Scrappy, raw, and quaintly unpretentious, Mary Jane’s Not a Virgin Anymore surveys the punk universe of a small midwestern town with none of the usual shock-value affectations. Made for a song, it proves itself the persistent train that could.
Suburban Jane, the archetypical schoolgirl nerd, desperately wants to be as hip and worldly as her older movie theater coworkers. But without a body manipulation, dreaded lock, or sexual conquest to her name, she is perpetually dismissed as plain little Mary Jane by the cooler than thou. When Jane is unceremoniously deflowered and promptly discarded by the town’s most infamous asshole, the motley group of workers rallies to her side. Jane arises with a new sense of self and firm grasp on her sexuality.

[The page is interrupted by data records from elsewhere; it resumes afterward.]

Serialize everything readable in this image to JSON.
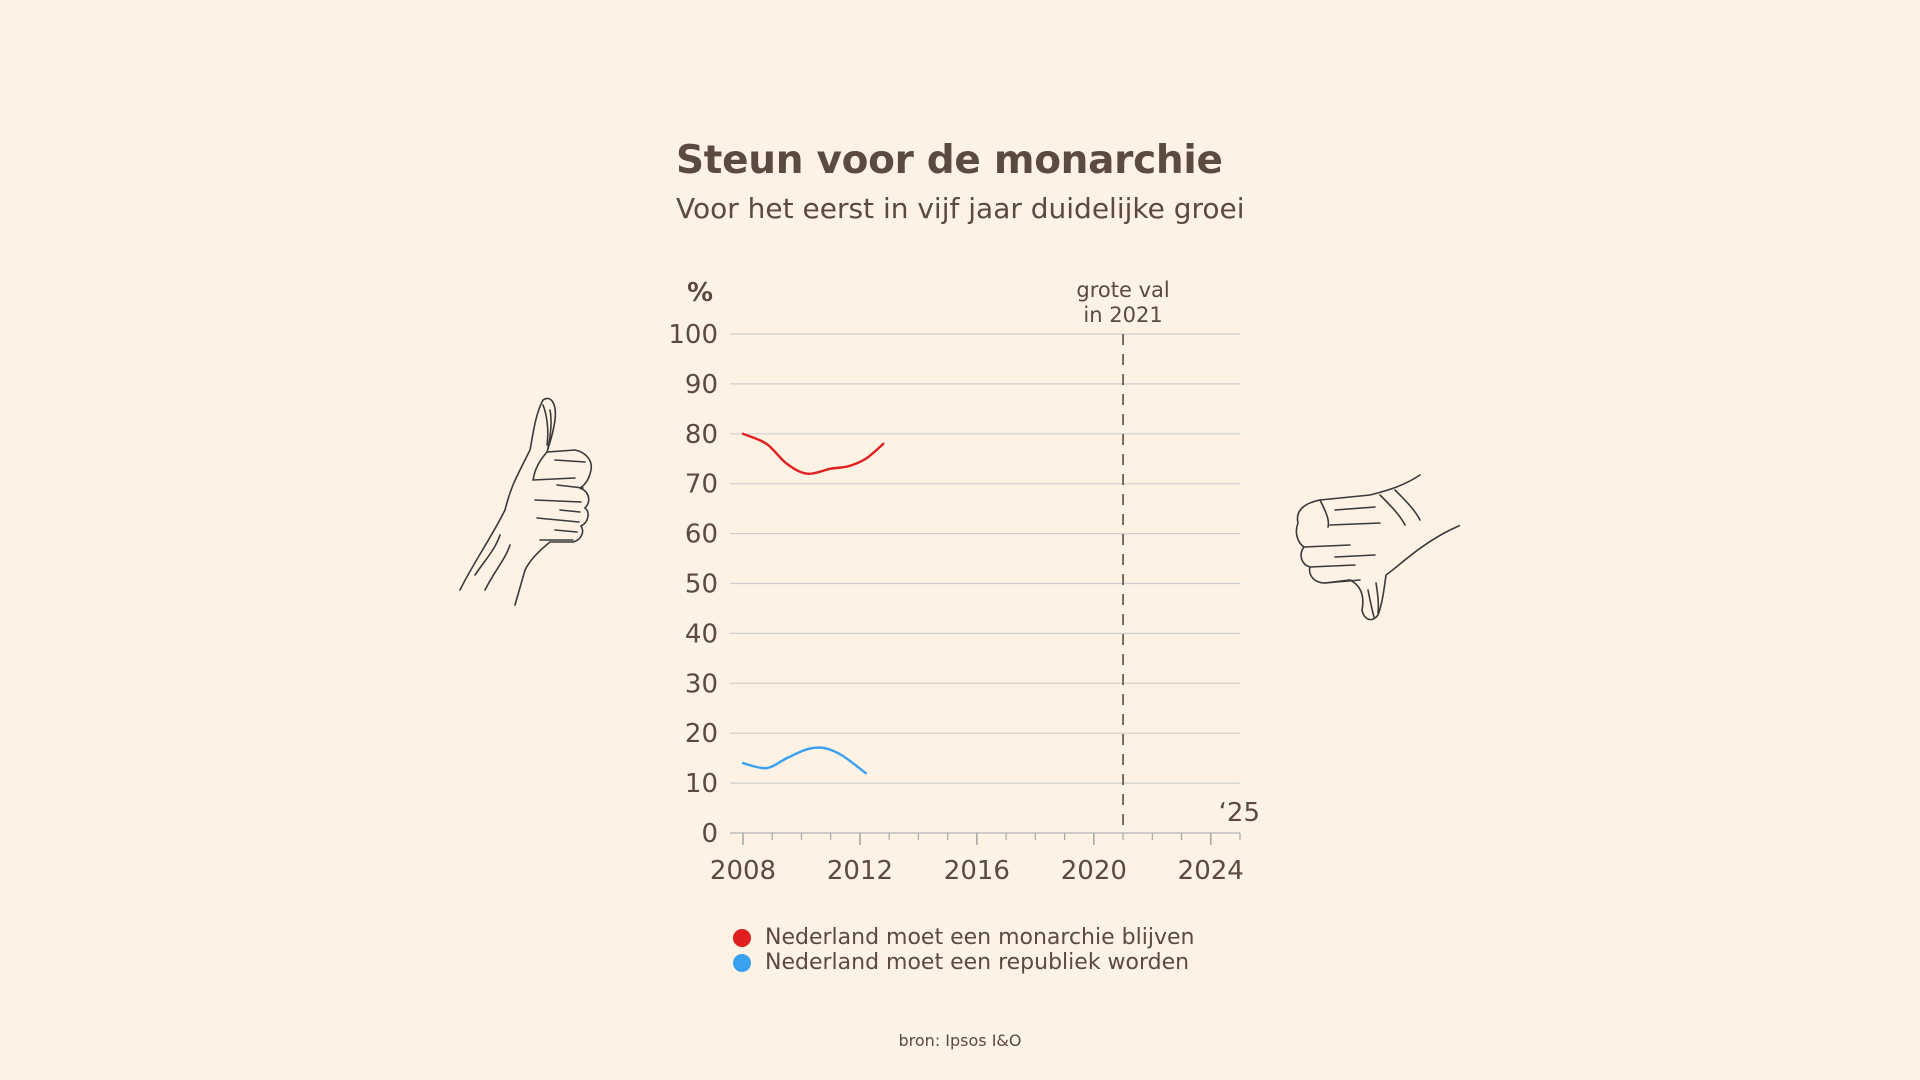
{
  "header": {
    "title": "Steun voor de monarchie",
    "subtitle": "Voor het eerst in vijf jaar duidelijke groei"
  },
  "colors": {
    "background": "#fdf2e4",
    "text": "#5a4a3f",
    "monarchie": "#e02020",
    "republiek": "#3aa0f0",
    "grid": "#cfcfcf"
  },
  "icons": {
    "left": "thumbs-up-sketch",
    "right": "thumbs-down-sketch"
  },
  "chart_data": {
    "type": "line",
    "ylabel": "%",
    "ylim": [
      0,
      100
    ],
    "yticks": [
      0,
      10,
      20,
      30,
      40,
      50,
      60,
      70,
      80,
      90,
      100
    ],
    "xlim": [
      2008,
      2025
    ],
    "xticks": [
      2008,
      2012,
      2016,
      2020,
      2024
    ],
    "x_end_label": "‘25",
    "grid": true,
    "annotation": {
      "x": 2021,
      "lines": [
        "grote val",
        "in 2021"
      ]
    },
    "series": [
      {
        "name": "Nederland moet een monarchie blijven",
        "color": "#e02020",
        "x": [
          2008.0,
          2008.8,
          2009.5,
          2010.2,
          2011.0,
          2011.6,
          2012.2,
          2012.8
        ],
        "values": [
          80,
          78,
          74,
          72,
          73,
          73.5,
          75,
          78
        ]
      },
      {
        "name": "Nederland moet een republiek worden",
        "color": "#3aa0f0",
        "x": [
          2008.0,
          2008.8,
          2009.5,
          2010.2,
          2010.8,
          2011.4,
          2012.2
        ],
        "values": [
          14,
          13,
          15,
          16.8,
          17,
          15.5,
          12
        ]
      }
    ],
    "source": "bron: Ipsos I&O"
  }
}
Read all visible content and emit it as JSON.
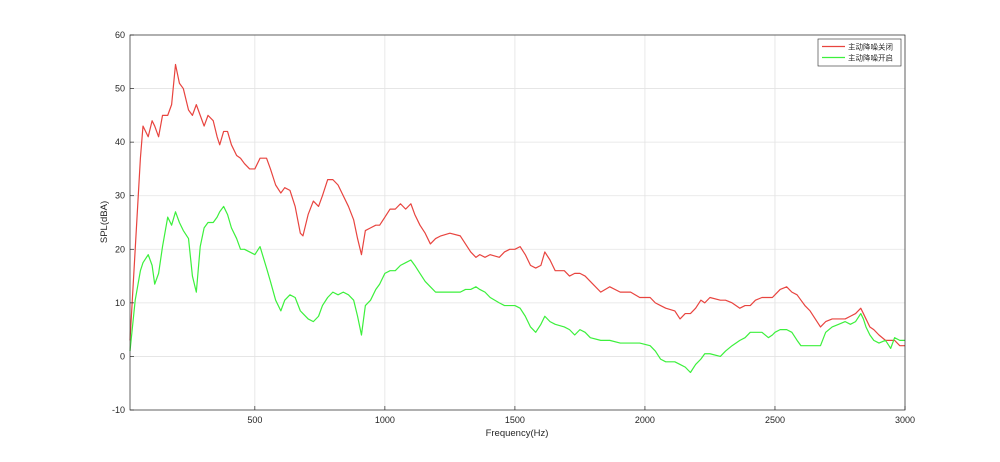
{
  "chart_data": {
    "type": "line",
    "xlabel": "Frequency(Hz)",
    "ylabel": "SPL(dBA)",
    "xlim": [
      20,
      3000
    ],
    "ylim": [
      -10,
      60
    ],
    "xticks": [
      500,
      1000,
      1500,
      2000,
      2500,
      3000
    ],
    "yticks": [
      -10,
      0,
      10,
      20,
      30,
      40,
      50,
      60
    ],
    "grid": true,
    "legend": {
      "placement": "top-right"
    },
    "x": [
      20,
      40,
      60,
      70,
      90,
      105,
      115,
      130,
      145,
      165,
      180,
      195,
      210,
      225,
      245,
      260,
      275,
      290,
      305,
      320,
      340,
      355,
      365,
      380,
      395,
      410,
      430,
      445,
      460,
      480,
      500,
      520,
      545,
      560,
      580,
      600,
      615,
      635,
      655,
      675,
      685,
      705,
      725,
      745,
      760,
      780,
      800,
      820,
      840,
      860,
      880,
      895,
      910,
      925,
      945,
      965,
      980,
      1000,
      1020,
      1040,
      1060,
      1080,
      1100,
      1115,
      1135,
      1155,
      1175,
      1195,
      1215,
      1250,
      1290,
      1310,
      1330,
      1350,
      1365,
      1385,
      1405,
      1440,
      1460,
      1480,
      1500,
      1520,
      1540,
      1560,
      1580,
      1600,
      1615,
      1635,
      1655,
      1690,
      1710,
      1730,
      1750,
      1770,
      1790,
      1830,
      1865,
      1905,
      1945,
      1980,
      2020,
      2040,
      2060,
      2080,
      2115,
      2135,
      2155,
      2175,
      2195,
      2215,
      2230,
      2250,
      2290,
      2310,
      2335,
      2365,
      2385,
      2405,
      2425,
      2450,
      2475,
      2490,
      2500,
      2520,
      2545,
      2565,
      2585,
      2600,
      2615,
      2635,
      2655,
      2675,
      2695,
      2720,
      2745,
      2770,
      2790,
      2810,
      2830,
      2840,
      2850,
      2865,
      2880,
      2900,
      2925,
      2945,
      2960,
      2980,
      3000
    ],
    "series": [
      {
        "name": "主动降噪关闭",
        "color": "#e8443f",
        "values": [
          3,
          20,
          37,
          43,
          41,
          44,
          43,
          41,
          45,
          45,
          47,
          54.5,
          51,
          50,
          46,
          45,
          47,
          45,
          43,
          45,
          44,
          41,
          39.5,
          42,
          42,
          39.5,
          37.5,
          37,
          36,
          35,
          35,
          37,
          37,
          35,
          32,
          30.5,
          31.5,
          31,
          28,
          23,
          22.5,
          26.5,
          29,
          28,
          30,
          33,
          33,
          32,
          30,
          28,
          25.5,
          22,
          19,
          23.5,
          24,
          24.5,
          24.5,
          26,
          27.5,
          27.5,
          28.5,
          27.5,
          28.5,
          26.5,
          24.5,
          23,
          21,
          22,
          22.5,
          23,
          22.5,
          21,
          19.5,
          18.5,
          19,
          18.5,
          19,
          18.5,
          19.5,
          20,
          20,
          20.5,
          19,
          17,
          16.5,
          17,
          19.5,
          18,
          16,
          16,
          15,
          15.5,
          15.5,
          15,
          14,
          12,
          13,
          12,
          12,
          11,
          11,
          10,
          9.5,
          9,
          8.5,
          7,
          8,
          8,
          9,
          10.5,
          10,
          11,
          10.5,
          10.5,
          10,
          9,
          9.5,
          9.5,
          10.5,
          11,
          11,
          11,
          11.5,
          12.5,
          13,
          12,
          11.5,
          10.5,
          9.5,
          8.5,
          7,
          5.5,
          6.5,
          7,
          7,
          7,
          7.5,
          8,
          9,
          8,
          7,
          5.5,
          5,
          4,
          3,
          3,
          3,
          2,
          2
        ]
      },
      {
        "name": "主动降噪开启",
        "color": "#3cf03c",
        "values": [
          1,
          10.5,
          16,
          17.5,
          19,
          17,
          13.5,
          15.5,
          20.5,
          26,
          24.5,
          27,
          25,
          23.5,
          22,
          15,
          12,
          20.5,
          24,
          25,
          25,
          26,
          27,
          28,
          26.5,
          24,
          22,
          20,
          20,
          19.5,
          19,
          20.5,
          16.5,
          14,
          10.5,
          8.5,
          10.5,
          11.5,
          11,
          8.5,
          8,
          7,
          6.5,
          7.5,
          9.5,
          11,
          12,
          11.5,
          12,
          11.5,
          10.5,
          7.5,
          4,
          9.5,
          10.5,
          12.5,
          13.5,
          15.5,
          16,
          16,
          17,
          17.5,
          18,
          17,
          15.5,
          14,
          13,
          12,
          12,
          12,
          12,
          12.5,
          12.5,
          13,
          12.5,
          12,
          11,
          10,
          9.5,
          9.5,
          9.5,
          9,
          7.5,
          5.5,
          4.5,
          6,
          7.5,
          6.5,
          6,
          5.5,
          5,
          4,
          5,
          4.5,
          3.5,
          3,
          3,
          2.5,
          2.5,
          2.5,
          2,
          1,
          -0.5,
          -1,
          -1,
          -1.5,
          -2,
          -3,
          -1.5,
          -0.5,
          0.5,
          0.5,
          0,
          1,
          2,
          3,
          3.5,
          4.5,
          4.5,
          4.5,
          3.5,
          4,
          4.5,
          5,
          5,
          4.5,
          3,
          2,
          2,
          2,
          2,
          2,
          4.5,
          5.5,
          6,
          6.5,
          6,
          6.5,
          8,
          7,
          5.5,
          4,
          3,
          2.5,
          3,
          1.5,
          3.5,
          3,
          3
        ]
      }
    ]
  }
}
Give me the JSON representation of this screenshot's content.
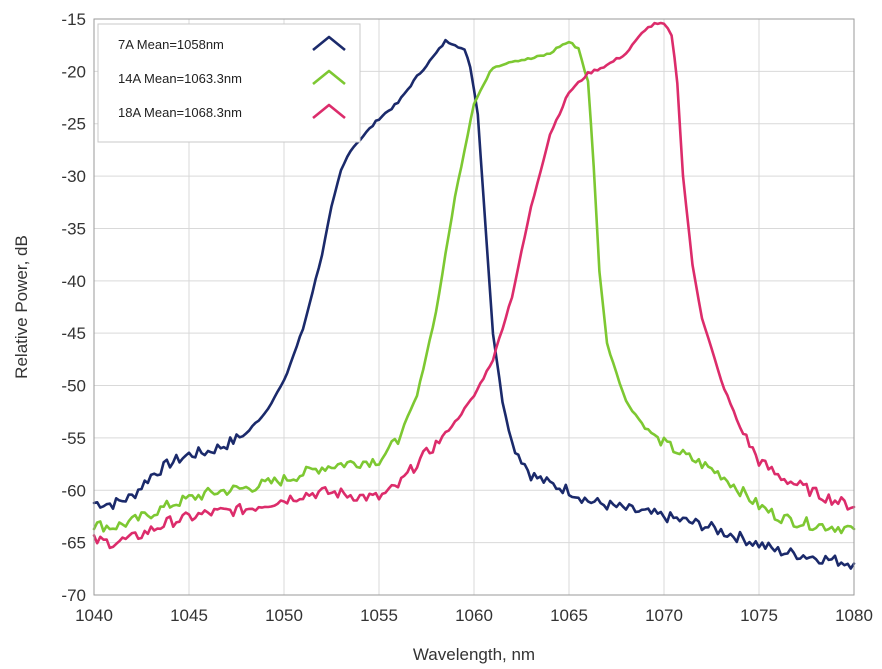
{
  "chart_data": {
    "type": "line",
    "title": "",
    "xlabel": "Wavelength, nm",
    "ylabel": "Relative Power, dB",
    "xlim": [
      1040,
      1080
    ],
    "ylim": [
      -70,
      -15
    ],
    "xticks": [
      1040,
      1045,
      1050,
      1055,
      1060,
      1065,
      1070,
      1075,
      1080
    ],
    "yticks": [
      -15,
      -20,
      -25,
      -30,
      -35,
      -40,
      -45,
      -50,
      -55,
      -60,
      -65,
      -70
    ],
    "grid": true,
    "legend_position": "top-left",
    "series": [
      {
        "name": "7A Mean=1058nm",
        "color": "#1b2a6b",
        "x": [
          1040,
          1041,
          1042,
          1043,
          1044,
          1045,
          1046,
          1047,
          1048,
          1049,
          1050,
          1051,
          1052,
          1052.5,
          1053,
          1053.5,
          1054,
          1055,
          1056,
          1057,
          1058,
          1058.5,
          1059,
          1059.5,
          1059.8,
          1060.2,
          1060.5,
          1061,
          1061.5,
          1062,
          1063,
          1064,
          1065,
          1066,
          1068,
          1070,
          1072,
          1074,
          1076,
          1078,
          1080
        ],
        "y": [
          -61.2,
          -61.3,
          -60.6,
          -58.6,
          -57.4,
          -56.6,
          -56.3,
          -55.6,
          -54.6,
          -52.6,
          -49.6,
          -44.6,
          -37.5,
          -33.0,
          -29.5,
          -27.5,
          -26.5,
          -24.5,
          -23.0,
          -20.5,
          -18.3,
          -17.1,
          -17.4,
          -18.0,
          -19.5,
          -24.0,
          -32.0,
          -45.0,
          -51.5,
          -55.5,
          -58.5,
          -59.4,
          -60.0,
          -61.0,
          -61.8,
          -62.5,
          -63.3,
          -64.5,
          -65.8,
          -66.4,
          -67.0
        ]
      },
      {
        "name": "14A Mean=1063.3nm",
        "color": "#7dc832",
        "x": [
          1040,
          1041,
          1042,
          1043,
          1044,
          1045,
          1046,
          1047,
          1048,
          1049,
          1050,
          1051,
          1052,
          1053,
          1054,
          1055,
          1056,
          1057,
          1058,
          1059,
          1060,
          1061,
          1062,
          1063,
          1064,
          1064.5,
          1065,
          1065.5,
          1066,
          1066.3,
          1066.6,
          1067,
          1068,
          1069,
          1070,
          1071,
          1072,
          1073,
          1074,
          1075,
          1076,
          1077,
          1078,
          1080
        ],
        "y": [
          -63.3,
          -63.5,
          -63.0,
          -62.2,
          -61.4,
          -60.8,
          -60.3,
          -60.0,
          -59.8,
          -59.4,
          -59.0,
          -58.4,
          -57.8,
          -57.5,
          -57.3,
          -57.1,
          -55.2,
          -51.0,
          -43.0,
          -32.0,
          -23.0,
          -19.6,
          -19.0,
          -18.8,
          -18.3,
          -17.6,
          -17.2,
          -17.8,
          -21.0,
          -29.0,
          -39.0,
          -46.0,
          -51.5,
          -54.0,
          -55.5,
          -56.6,
          -57.5,
          -58.5,
          -60.0,
          -61.5,
          -62.5,
          -63.0,
          -63.3,
          -63.7
        ]
      },
      {
        "name": "18A Mean=1068.3nm",
        "color": "#dc2c6b",
        "x": [
          1040,
          1041,
          1042,
          1043,
          1044,
          1045,
          1046,
          1047,
          1048,
          1049,
          1050,
          1051,
          1052,
          1053,
          1054,
          1055,
          1056,
          1057,
          1058,
          1059,
          1060,
          1061,
          1062,
          1063,
          1064,
          1065,
          1066,
          1067,
          1068,
          1069,
          1069.5,
          1070,
          1070.4,
          1070.7,
          1071,
          1071.5,
          1072,
          1073,
          1074,
          1075,
          1076,
          1078,
          1080
        ],
        "y": [
          -64.8,
          -65.0,
          -64.6,
          -63.8,
          -63.0,
          -62.6,
          -62.2,
          -62.0,
          -61.8,
          -61.3,
          -60.9,
          -60.4,
          -60.2,
          -60.3,
          -60.6,
          -60.7,
          -59.6,
          -57.4,
          -55.6,
          -53.5,
          -51.0,
          -47.5,
          -41.5,
          -33.0,
          -26.0,
          -22.0,
          -20.2,
          -19.4,
          -18.3,
          -16.0,
          -15.5,
          -15.5,
          -16.5,
          -21.0,
          -30.0,
          -38.5,
          -43.5,
          -49.5,
          -54.0,
          -57.2,
          -58.6,
          -60.3,
          -61.6
        ]
      }
    ]
  }
}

With a hot indie score and disarming performance by Lisa Gerstein, writer/director/producer/editor and cinematographer Sarah Jacobson’s sassy debut is a sheer delight.
Sarah Jacobson (August 25, 1971, Norwalk, Connecticut – February 13, 2004 New York City) was an independent filmmaker, writing, producing, and filming her own movies.
After studying with George Kuchar, Jacobson began making her first film while in her early twenties. Jacobson’s two major releases were I Was a Teenage Serial Killer and Mary Jane’s Not a Virgin Anymore. Both were well-received at film festivals across North America, such as the New York Underground Film Festival, the Chicago Underground Film Festival and Sundance. I Was a Teenage Serial Killer featured songs by Heavens to Betsy. She was listed in Spin Magazine as one of the “Top Influences on Girl Culture”. Also outspoken in their praise were film critic Roger Ebert, filmmaker Allison Anders and Kim Gordon of Sonic Youth. Ed Halter, writing in the Village Voice, considered I Was A Teenage Serial Killer,“…a key film of that decade’s angrily subversive underground cinema.”